Yesterday, I sat through a screening of the new Robert De Niro movie, Fifteen Minutes. It won't open for several weeks yet, but its distributor, New Line, has requested that no reviews appear before the film opens--and with the publishing schedules for most weeklies and daily papers printing reviews on late Thursday or Friday, that effectively means there will be no advance comment on Fifteen Minutes. (In fact, you'll have to wait five days after the film's Seattle premiere to know whether I like the movie or consider it a ludicrously written, histrionically acted, utterly ridiculous, and hypocritical piece of garbage.) MGM hasn't even done us the courtesy of requesting a delay in writing up Hannibal; the most anticipated big studio film of the season won't be shown until after our deadline has passed. This behavior of blacking out the press, long standard for films the studios have little hope in beyond a strong first weekend fueled by incessant ads (Sugar & Spice was never screened for critics; the slasher flick Valentine is being shown the night before it opens), has increasingly become standard practice for even high-profile releases. Not, I'm convinced, because Hollywood is desperate to avoid bad reviews (could even the most scathing condemnations hinder Dr. Lecter's return to movie screens?), but because the big producers have sat down, weighed the costs and balances, and finally come to the realization that film critics are wholly expendable.

That may seem a mercenary conclusion, even for Hollywood, but film critics have made it an easy one to reach. Film sprang up full born as a demotic art, initially without even the division between balconied gentry and rowdy groundlings that defined the theater; washerwomen and magnates peeped through the same nickelodeon, sat in the same rows. As a result, film criticism has always been less of a debate than a consumer guide. Opinions on a film's merits were given, but more important, all the information was laid out in a convenient fashion for you, the moviegoer, to determine how your money could best be spent. I have never read a book review suggesting you wait for the paperback, or one for music that advises picking up the CD when it hits the secondhand stores, but "catch it on a matinee" is practically a mantra for film critics.
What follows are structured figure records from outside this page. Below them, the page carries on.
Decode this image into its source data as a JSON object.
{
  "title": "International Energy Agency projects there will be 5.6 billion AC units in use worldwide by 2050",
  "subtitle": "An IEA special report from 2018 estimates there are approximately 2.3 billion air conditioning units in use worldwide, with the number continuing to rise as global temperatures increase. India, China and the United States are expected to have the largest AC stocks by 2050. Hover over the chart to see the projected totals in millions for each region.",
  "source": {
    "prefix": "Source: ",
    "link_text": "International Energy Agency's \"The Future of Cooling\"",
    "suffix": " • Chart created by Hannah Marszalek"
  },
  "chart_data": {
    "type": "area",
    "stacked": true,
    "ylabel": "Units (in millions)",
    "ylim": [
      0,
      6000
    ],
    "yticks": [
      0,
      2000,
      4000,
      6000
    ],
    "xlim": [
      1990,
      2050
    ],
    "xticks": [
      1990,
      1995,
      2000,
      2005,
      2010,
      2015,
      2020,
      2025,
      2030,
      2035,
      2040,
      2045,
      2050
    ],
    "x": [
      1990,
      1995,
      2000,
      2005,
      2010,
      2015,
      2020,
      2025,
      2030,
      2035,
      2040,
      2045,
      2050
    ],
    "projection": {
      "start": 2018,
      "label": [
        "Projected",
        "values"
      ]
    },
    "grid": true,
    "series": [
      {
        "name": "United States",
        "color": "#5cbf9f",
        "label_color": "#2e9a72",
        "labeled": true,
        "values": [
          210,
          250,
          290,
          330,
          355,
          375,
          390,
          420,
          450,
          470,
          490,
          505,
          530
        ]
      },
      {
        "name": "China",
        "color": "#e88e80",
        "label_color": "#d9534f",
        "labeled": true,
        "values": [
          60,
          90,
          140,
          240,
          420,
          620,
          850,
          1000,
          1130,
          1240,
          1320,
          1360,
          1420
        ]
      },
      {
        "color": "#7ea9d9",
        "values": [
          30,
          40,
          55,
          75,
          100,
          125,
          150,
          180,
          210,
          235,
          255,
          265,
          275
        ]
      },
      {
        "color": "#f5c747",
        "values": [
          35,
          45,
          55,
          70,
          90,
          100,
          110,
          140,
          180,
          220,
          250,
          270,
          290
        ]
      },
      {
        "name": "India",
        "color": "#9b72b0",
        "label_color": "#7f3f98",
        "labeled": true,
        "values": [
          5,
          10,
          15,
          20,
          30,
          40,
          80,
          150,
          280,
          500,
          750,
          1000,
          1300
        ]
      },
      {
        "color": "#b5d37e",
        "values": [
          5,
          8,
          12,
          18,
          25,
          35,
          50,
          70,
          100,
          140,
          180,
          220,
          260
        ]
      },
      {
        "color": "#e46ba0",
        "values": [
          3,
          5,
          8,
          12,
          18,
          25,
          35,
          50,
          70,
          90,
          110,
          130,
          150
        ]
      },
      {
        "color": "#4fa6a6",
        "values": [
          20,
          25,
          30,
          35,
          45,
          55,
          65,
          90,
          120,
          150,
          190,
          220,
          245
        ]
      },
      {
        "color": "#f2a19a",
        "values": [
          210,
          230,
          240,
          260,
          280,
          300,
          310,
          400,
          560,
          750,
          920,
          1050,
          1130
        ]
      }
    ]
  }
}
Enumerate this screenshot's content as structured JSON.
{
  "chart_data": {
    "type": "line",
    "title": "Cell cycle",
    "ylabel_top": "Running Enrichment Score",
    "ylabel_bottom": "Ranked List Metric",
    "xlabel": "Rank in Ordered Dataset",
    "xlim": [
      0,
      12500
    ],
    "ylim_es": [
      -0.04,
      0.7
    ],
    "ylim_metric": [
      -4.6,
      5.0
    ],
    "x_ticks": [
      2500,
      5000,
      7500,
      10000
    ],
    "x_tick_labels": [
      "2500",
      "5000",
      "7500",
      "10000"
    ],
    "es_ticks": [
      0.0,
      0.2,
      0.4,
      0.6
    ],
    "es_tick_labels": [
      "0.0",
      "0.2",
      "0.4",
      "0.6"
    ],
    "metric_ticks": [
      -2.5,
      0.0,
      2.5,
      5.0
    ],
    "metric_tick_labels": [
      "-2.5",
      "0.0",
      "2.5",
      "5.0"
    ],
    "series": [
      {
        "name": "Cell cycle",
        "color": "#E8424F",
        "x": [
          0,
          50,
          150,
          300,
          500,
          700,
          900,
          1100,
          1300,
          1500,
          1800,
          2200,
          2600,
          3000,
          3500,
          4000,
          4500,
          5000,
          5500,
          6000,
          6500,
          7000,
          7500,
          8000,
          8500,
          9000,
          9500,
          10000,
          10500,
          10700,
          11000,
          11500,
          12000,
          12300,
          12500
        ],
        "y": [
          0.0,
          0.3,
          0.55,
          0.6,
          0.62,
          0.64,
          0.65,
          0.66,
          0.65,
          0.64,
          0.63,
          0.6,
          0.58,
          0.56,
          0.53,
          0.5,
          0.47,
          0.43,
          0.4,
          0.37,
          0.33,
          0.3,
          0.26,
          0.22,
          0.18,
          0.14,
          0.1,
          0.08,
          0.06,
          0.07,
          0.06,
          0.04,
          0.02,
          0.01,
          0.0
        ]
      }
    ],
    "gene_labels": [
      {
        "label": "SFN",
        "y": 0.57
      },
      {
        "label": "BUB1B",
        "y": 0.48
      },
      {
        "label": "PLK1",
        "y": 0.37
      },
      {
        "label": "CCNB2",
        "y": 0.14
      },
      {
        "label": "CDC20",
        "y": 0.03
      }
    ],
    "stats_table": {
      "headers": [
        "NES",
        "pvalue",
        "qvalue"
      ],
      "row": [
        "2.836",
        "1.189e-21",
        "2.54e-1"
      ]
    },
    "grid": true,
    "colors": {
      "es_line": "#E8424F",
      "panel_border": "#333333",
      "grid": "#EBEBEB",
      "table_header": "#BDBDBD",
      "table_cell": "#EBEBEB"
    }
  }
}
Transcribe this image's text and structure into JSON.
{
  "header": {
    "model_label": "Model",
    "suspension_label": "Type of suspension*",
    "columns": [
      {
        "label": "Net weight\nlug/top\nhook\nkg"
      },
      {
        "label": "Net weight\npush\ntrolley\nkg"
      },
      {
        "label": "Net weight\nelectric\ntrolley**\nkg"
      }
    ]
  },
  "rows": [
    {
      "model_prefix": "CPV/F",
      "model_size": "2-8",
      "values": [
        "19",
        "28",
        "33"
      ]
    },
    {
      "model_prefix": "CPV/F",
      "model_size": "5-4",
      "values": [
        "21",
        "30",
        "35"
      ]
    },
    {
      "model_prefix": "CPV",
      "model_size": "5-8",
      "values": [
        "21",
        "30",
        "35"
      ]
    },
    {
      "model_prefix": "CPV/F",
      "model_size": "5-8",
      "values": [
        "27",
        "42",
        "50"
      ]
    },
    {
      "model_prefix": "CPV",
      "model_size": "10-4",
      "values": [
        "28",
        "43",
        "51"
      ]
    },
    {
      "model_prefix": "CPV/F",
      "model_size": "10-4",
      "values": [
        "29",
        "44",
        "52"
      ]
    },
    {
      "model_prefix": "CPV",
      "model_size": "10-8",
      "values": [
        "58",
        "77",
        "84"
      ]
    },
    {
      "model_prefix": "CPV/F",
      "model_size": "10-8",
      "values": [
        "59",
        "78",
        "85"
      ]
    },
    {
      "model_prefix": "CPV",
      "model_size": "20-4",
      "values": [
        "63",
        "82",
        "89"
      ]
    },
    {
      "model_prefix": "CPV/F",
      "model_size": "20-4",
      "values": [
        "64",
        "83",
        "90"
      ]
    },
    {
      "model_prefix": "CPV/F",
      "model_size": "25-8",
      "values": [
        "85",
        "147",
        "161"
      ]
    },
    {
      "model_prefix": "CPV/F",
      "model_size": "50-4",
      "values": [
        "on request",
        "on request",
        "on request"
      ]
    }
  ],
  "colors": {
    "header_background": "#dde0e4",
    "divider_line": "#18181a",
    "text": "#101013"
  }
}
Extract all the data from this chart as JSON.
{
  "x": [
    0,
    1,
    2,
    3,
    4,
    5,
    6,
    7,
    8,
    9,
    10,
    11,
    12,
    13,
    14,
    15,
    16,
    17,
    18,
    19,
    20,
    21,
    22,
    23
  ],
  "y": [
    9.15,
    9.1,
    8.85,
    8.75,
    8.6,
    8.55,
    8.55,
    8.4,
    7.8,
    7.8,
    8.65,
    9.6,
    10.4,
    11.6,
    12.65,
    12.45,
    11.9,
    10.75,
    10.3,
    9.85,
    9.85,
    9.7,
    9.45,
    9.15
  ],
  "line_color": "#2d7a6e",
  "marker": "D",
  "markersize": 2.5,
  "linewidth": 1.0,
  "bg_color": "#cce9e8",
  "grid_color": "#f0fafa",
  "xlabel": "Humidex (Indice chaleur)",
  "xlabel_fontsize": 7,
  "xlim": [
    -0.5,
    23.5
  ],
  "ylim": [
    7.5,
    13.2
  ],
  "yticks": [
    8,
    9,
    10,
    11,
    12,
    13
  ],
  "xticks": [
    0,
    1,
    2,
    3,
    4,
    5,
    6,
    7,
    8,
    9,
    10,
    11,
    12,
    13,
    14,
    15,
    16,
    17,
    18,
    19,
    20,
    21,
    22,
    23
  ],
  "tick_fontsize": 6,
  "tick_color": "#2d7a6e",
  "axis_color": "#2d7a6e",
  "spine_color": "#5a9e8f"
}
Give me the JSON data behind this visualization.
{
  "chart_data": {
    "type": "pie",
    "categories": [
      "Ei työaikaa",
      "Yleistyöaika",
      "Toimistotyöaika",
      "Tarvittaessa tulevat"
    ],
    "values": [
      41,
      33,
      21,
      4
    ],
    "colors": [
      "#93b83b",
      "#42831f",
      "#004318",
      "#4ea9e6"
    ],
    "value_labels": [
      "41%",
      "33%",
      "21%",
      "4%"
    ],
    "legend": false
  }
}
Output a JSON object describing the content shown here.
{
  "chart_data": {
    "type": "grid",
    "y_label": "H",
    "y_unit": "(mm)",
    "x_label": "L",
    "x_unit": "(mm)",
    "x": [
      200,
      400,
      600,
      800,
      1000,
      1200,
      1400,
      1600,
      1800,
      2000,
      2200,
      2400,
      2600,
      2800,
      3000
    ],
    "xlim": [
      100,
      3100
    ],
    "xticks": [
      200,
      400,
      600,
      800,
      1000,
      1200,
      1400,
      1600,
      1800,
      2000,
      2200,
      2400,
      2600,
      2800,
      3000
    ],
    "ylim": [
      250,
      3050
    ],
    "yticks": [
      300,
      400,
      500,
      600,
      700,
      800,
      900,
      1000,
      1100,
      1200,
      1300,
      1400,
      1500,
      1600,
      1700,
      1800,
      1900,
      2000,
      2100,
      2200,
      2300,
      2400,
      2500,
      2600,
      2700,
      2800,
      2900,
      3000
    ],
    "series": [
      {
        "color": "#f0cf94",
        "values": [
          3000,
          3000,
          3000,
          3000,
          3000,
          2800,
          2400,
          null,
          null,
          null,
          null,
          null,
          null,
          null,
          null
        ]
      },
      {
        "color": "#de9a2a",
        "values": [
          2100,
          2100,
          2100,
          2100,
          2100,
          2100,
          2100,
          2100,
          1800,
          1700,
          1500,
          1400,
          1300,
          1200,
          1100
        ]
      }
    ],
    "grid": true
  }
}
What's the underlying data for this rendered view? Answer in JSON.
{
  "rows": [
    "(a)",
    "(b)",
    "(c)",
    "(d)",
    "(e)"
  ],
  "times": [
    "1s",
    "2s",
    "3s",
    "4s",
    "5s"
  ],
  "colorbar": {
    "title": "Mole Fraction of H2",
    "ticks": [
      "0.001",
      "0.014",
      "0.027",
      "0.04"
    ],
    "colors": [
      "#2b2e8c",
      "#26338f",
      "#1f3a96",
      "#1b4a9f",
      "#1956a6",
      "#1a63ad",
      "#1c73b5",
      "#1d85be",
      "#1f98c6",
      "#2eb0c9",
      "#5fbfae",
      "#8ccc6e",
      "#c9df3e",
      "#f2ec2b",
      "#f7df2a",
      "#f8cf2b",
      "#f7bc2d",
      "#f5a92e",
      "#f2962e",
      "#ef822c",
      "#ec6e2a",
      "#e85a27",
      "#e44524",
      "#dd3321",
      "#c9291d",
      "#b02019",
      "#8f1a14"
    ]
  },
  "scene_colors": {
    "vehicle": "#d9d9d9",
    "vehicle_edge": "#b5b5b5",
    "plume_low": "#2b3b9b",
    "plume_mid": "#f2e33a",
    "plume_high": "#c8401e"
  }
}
Stuck in this mindset, it became natural that the only films that mattered were the ones that had just opened, that the audience might wish to attend over the weekend. No matter that a particularly intriguing reading of a movie may have suggested itself after a second viewing some weeks later, or (more often the case by far) that a film is just so daft and empty-headed that there is no good reason to notice it at all; the only criterion for getting a movie reviewed is that is has begun to play in theaters. Some years ago critic David Thomson led a roundtable discussion in Seattle; when one member of the audience rose and complained about insufficient coverage given to "independent" films, there was much self-satisfied murmuring of agreement among the crowd. Thomson let it play out, then opined that we are in fact far too generous in our coverage of movies. No one expects a review for every book, yet each Friday it is considered obligatory that each and every film, be it Iranian drama, arty documentary, or buddy-cop shoot 'em up, be accorded a plot summary, a rundown of the cast, a studio-selected photo of the movie's stars, and, if they can be fit into the allotted few hundred words, a line or three of analysis.

The one defense we film critics could use to justify our continued existence--our knowledge, our access to information--has grown increasingly irrelevant, both with the recent, unprecedented explosion of available reference materials and with the bewildering profusion of production, which has made a thorough familiarity with the totality of even an infant art form such as film impossible. Anyone can be a critic, as fans have always grumbled when reading a slam of their favorite movie. Now, for the first time, the platitude is true. This, however, has so far been a salutary development; for all the jokes one hears about illiterate posts on sites such as the Internet Movie Database or Amazon, the majority are quite thoughtful, well-written, and engagingly advocatory--not to mention far less beholden to marketplace priorities. It is now a matter of a few moments of clicking and pointing to learn, for instance, that Fifteen Minutes is the work of the former TV hack responsible for 2 Days in the Valley, that the film's release has been delayed many times (never a good sign), and that the plot on its surface seems fairly ludicrous. We're fortunately long past needing me or anyone else to point these things out to you.